I can't imagine keeping something like that from someone I love, let alone finding out that someone I love had been keeping that from me. And I have to believe that if that happened, if I found out something like that, I would walk away right then and there. And when the truth comes out, why don't these women leave? Why do they stay for years and years in marriages when their husbands are sleeping with every girl they can find? Whey do these women condone this, to keep a marriage together or not, I don't know if that is forgivable, and even if you can forgive, can you forget? And every night when you go bed with that person, you'd be wondering if he is thinking about her. I don't know how you could get over that, how you could stay?

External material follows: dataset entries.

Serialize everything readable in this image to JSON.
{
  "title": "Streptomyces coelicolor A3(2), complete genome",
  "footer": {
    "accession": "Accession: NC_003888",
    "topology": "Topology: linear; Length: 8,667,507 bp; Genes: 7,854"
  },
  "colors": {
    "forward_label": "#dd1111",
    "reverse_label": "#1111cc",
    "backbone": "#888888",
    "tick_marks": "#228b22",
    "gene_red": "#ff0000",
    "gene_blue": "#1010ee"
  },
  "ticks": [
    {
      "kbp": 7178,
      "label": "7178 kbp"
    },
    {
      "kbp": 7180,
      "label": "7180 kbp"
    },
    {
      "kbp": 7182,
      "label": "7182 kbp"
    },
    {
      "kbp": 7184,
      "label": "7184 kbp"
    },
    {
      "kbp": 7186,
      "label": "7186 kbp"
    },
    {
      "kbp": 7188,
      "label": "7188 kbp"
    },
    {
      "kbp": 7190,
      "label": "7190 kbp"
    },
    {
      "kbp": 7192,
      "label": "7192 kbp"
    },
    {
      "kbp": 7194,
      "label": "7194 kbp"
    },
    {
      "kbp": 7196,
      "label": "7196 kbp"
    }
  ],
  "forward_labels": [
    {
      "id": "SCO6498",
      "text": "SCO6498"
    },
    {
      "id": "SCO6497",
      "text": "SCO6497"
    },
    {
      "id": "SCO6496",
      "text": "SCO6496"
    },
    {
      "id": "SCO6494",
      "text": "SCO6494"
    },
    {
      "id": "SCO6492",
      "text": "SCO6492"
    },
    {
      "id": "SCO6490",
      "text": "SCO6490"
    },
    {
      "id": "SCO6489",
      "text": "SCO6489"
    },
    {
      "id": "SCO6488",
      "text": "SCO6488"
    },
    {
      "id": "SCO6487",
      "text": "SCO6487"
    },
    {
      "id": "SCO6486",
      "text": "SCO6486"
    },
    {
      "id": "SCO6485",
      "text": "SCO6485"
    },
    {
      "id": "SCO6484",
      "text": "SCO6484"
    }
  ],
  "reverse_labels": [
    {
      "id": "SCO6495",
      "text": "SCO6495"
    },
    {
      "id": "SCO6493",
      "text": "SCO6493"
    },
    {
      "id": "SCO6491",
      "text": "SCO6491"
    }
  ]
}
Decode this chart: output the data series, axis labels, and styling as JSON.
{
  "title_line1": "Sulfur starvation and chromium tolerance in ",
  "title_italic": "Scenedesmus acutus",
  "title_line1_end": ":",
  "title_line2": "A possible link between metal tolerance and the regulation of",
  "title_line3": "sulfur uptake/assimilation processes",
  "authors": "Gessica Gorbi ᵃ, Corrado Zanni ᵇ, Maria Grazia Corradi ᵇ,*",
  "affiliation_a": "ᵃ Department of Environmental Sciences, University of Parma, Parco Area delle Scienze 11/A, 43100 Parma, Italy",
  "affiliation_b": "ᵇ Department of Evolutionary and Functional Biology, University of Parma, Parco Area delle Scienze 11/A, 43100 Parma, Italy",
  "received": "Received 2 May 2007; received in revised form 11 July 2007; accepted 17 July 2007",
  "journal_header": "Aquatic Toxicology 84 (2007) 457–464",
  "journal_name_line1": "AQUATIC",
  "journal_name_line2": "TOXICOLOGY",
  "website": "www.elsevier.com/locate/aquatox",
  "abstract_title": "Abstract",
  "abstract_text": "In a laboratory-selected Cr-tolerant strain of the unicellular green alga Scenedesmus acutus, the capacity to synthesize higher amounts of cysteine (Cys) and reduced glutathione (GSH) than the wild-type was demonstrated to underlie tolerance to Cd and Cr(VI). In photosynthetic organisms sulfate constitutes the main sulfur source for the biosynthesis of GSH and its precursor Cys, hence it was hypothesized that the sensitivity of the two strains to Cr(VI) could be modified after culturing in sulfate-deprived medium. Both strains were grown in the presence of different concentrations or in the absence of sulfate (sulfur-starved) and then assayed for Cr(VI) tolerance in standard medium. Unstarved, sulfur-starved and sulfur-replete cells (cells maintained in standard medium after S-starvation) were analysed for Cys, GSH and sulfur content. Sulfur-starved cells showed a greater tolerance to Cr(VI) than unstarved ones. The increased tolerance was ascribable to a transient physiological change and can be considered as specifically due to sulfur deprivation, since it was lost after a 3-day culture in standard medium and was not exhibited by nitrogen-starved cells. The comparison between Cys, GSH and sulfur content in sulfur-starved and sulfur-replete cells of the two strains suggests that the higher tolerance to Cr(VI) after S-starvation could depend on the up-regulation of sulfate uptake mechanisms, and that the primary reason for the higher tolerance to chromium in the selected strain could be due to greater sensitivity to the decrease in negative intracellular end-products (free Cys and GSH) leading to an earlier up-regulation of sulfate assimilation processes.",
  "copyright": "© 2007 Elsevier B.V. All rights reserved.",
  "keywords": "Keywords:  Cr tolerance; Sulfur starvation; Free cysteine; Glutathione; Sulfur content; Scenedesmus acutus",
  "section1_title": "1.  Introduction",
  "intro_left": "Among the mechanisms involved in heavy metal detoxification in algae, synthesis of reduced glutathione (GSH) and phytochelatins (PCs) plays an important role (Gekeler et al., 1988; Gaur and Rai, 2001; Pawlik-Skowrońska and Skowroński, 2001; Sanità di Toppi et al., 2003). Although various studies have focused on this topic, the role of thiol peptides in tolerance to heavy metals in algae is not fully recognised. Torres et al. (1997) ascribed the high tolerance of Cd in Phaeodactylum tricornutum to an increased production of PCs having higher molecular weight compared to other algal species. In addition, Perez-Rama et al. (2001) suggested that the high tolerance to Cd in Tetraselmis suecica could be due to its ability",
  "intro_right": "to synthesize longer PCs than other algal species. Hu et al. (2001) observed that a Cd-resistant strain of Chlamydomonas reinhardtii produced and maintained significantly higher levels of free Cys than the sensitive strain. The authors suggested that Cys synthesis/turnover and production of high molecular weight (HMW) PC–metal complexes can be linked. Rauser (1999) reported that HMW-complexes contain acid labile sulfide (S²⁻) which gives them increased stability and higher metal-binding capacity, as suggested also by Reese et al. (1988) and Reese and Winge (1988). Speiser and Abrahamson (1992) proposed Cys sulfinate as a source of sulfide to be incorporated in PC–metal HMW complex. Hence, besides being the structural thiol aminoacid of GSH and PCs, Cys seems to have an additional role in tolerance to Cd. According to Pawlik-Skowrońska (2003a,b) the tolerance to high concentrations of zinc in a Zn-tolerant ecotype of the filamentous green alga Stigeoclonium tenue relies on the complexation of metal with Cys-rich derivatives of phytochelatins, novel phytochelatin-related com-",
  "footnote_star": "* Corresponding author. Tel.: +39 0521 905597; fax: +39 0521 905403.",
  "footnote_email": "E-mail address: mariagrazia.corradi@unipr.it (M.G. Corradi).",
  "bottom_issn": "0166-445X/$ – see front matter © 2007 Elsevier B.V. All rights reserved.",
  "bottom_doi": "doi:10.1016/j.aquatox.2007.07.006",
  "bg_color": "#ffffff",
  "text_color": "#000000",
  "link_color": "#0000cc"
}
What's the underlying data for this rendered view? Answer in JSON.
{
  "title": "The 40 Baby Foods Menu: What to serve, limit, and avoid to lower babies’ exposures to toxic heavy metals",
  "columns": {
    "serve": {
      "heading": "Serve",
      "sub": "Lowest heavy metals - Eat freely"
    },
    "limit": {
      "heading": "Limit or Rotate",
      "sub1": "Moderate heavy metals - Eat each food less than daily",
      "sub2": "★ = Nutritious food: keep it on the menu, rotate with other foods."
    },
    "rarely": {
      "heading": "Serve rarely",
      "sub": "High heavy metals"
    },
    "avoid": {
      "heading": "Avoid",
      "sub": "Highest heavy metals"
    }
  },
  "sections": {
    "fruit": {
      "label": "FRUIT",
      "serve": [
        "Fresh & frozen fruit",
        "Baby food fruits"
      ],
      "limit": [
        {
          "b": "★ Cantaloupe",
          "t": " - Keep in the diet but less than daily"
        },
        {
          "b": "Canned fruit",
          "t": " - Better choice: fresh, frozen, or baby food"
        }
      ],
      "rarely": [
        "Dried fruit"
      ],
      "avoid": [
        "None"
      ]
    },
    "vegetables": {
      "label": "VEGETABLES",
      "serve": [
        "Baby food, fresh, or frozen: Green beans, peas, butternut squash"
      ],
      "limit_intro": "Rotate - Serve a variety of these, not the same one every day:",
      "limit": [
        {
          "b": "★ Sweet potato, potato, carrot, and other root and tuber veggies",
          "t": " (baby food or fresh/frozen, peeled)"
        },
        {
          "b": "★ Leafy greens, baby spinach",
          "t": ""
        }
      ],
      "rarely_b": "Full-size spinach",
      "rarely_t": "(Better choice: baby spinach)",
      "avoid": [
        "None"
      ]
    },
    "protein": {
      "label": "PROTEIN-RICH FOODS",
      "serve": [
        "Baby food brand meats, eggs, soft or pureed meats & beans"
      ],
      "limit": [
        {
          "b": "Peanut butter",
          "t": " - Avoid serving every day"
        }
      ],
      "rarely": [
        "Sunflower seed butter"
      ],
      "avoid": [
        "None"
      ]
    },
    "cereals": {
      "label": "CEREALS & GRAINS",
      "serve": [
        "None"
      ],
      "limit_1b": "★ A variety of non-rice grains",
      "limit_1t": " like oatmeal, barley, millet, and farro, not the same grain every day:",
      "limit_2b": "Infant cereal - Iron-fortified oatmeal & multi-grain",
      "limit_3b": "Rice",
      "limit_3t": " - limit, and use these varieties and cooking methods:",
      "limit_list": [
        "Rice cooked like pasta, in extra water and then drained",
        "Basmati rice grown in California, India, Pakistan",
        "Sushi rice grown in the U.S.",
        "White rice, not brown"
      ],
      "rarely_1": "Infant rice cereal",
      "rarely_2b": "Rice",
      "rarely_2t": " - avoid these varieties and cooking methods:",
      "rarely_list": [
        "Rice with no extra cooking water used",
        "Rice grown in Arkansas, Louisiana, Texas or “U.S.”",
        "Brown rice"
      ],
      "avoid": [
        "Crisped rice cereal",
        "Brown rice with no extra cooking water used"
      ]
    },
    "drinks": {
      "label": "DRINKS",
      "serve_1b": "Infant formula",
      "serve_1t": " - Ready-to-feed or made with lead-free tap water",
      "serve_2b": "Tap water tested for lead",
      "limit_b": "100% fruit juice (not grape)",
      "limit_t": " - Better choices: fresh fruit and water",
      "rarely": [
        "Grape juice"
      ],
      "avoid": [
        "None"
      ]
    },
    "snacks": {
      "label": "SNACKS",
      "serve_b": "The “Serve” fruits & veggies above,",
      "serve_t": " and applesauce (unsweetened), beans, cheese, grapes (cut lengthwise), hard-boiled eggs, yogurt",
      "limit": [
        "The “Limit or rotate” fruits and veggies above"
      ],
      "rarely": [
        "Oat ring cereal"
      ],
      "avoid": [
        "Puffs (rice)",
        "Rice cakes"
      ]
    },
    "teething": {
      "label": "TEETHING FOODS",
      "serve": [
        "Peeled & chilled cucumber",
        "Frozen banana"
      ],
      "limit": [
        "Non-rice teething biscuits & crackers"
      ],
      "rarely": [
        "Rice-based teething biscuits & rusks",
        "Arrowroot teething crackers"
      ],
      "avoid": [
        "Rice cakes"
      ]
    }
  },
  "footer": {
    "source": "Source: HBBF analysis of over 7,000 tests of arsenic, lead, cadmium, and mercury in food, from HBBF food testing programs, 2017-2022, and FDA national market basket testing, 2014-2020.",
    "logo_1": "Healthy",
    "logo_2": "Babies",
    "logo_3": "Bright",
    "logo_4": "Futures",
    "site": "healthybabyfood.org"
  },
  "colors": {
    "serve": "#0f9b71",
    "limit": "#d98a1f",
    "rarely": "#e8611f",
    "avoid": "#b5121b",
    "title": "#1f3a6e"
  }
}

It seems this topic is so ordinary to some, so openly acceptable and I have found that colleagues of mine have just been so nonchalant in expressing to me how they are unfaithful to their wives, and why me? Why tell me that, why make those comments and I think the reason is this: these men that cheat, these men that are unfaithful, for whatever reason, have no respect for me, no respect for women in general, they are selfish and pompous, they are men that don't have the courage to live a life worthy of respect from others. And they sometimes they look at me like any of their other girls, sometimes I know what they are thinking and then I realize that unlike the other girls, there is a part of them that is scared of me because they know me, what I can do and what I stand for. I scare them because unlike all those other girls who give themselves up so easily, I stand for something more, I have more respect for myself not to stoop to that level and I have the power that they wish they had.